In 2001, Professor Porterfield earned his B.A. from the University of Texas at Austin with highest honors with a double major of Government and German, and was inducted into Phi Beta Kappa and the National Golden Key Honor Society. In 2004, Professor Porterfield graduated as the Valedictorian of his law school class at Baylor Law School, earning his J.D. degree summa cum laude. He earned the highest score in the class in many of his first year classes, including Contracts, Civil Procedure, Criminal Law, and Torts. He also served as Senior Executive Editor of the Baylor Law Review, making initial publication decisions, and as Managing Editor of the 2004 edition of Texas Practice, Baylor’s inaugural special issue focusing on Texas evidence and procedure.
Also while at Baylor, Professor Porterfield competed successfully in several advocacy competitions. His team won the inaugural 2003 National Association of Criminal Defense Lawyers Mock Trial Tournament and he was named the Best Oral Advocate of the competition as his team went undefeated to claim the championship.
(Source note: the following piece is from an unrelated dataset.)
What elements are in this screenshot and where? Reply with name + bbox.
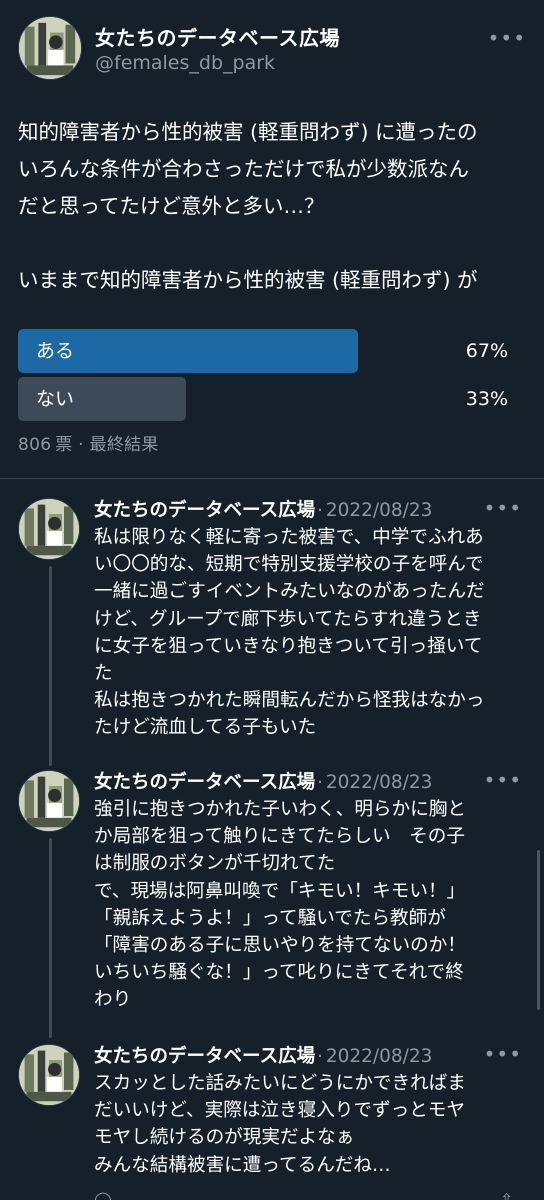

His team also claimed the Regional Championship of the 2004 Association of Trial Lawyers of America (now AAJ) Mock Trial Competition, beating another Baylor team in the finals, and was a National semi-finalist, placing third on points overall. His brief was also named Third Best Brief of the 2002 New York Bar Association Moot Court Tournament.
After graduating from Baylor, Professor Porterfield served as a law clerk to the Honorable David C. Godbey, United States District Judge for the Northern District of Texas, Dallas Division. While a law clerk to Judge Godbey, Professor Porterfield was an assistant coach of Baylor’s National Championship Mock Trial Team in the 2005 ATLA Competition. The Texas House of Representatives issued a congratulatory Resolution describing the school’s success in the 2003, 2004, and 2005 competitions. See Texas House Resolution 2058 (May 26, 2005).
Professor Porterfield then joined Carrington Coleman, a large Dallas law firm. He defended a variety of medical and legal professionals in malpractice and administrative licensure actions, health care institutions in a variety of matters, and corporations in multi-national disputes, helping to resolve a global dispute in London involving parties from three continents. While at Carrington Coleman, he was active in pro bono work for the Dallas Volunteer Attorney Program, helping victims of domestic violence and exploited consumers. He also served on the Board of Directors of the Dallas Wind Symphony from 2006-2009.
In 2009, Professor Porterfield joined Lee Brown at the Brown Law Firm in Dallas – a firm specializing in complex automotive product defect cases. He represented catastrophically injured consumers in these complex cases against car manufacturers and automotive component suppliers from around the world. Professor Porterfield has tried several multi-week product liability cases and has litigated these cases in federal and state courts across the country, from Hawaii to New York, at all stages, from pretrial through trial and appeals, including briefing to intermediate courts of appeals and the Texas Supreme Court.
In 2012, Professor Porterfield left the Brown Law Firm to pursue an LL.M. degree from Harvard Law School. While at Harvard, he researched and specialized in international civil litigation and published his first article with the Temple Law Review, entitled “Too Much Process, Not Enough Service: International Service of Process Under the Hague Service Convention,” a critique of the treaty governing international service of process, including suggestions for reform. He graduated from Harvard Law School in 2013 and his LL.M. Thesis, which earned Honors marks, focuses on reforming personal jurisdiction and judgment enforcement rules, including a critique of the Hague Judgments Convention. A revised and expanded version of this thesis was published in the Duke Journal of Comparative and International Law, entitled “A Domestic Proposal to Revive the Hague Judgments Convention: How to Stop Worrying about Streams, Trickles, Asymmetry, and a Lack of Reciprocity” in 2015. He is a frequent author and presenter on continuing education materials from legal writing to procedural rules and continues to research and write in the areas of Civil Procedure and Evidence.